Search code examples
xmlwell-formed

Why is this XML well formed?


The first time I see an XML like this:

<?xml version="1.0" encoding="UTF-8"?>
<test>
     <enclosingTag>Floating_Strange_Text <!--It's new to me-->
         <tag>data</tag>
         <tag>data</tag>
     </enclosingTag>
</test>

However, after testing in the well-formed XML validators like Markup Validation Service I'm suspicious that's really allowed.

Is this XML fragment really valid?


Solution

  • If some inner content is not wrapped into <> braces, it is stated as "text node". Moreover, you can have multiple sibling text nodes that could make your XML appear quite similar to HTML with all that bold/italic/underline tags mixed with the main text content. The only thing is, unlike HTML, the tags can not randomly overlap each other as XML requires to close tags exactly in reverse order of opening them.

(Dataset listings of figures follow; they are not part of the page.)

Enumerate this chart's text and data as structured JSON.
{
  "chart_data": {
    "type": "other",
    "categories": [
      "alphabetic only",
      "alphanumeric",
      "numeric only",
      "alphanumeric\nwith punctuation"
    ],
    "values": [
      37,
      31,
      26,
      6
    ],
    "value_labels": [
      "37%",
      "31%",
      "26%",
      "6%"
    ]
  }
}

    For instance, this is very legit XML:

    <root>The <truth /> is that there <is> no </is> spoon</root>
    

    And if we "dissect" it into nodes, the pretty-printed structure could be like this:

    <root>
        The 
        <truth />
        is that there 
        <is>
             no 
        </is>
        spoon
    </root>
    

    As you can see, there are 3 text nodes included into <root> tag and one more text node inside <is> tag.

    Indeed, unlike tag-based approach, this XML variation is not widely used due complicated validation schema etc. Same time, you should consider it as possible and correct XML stream.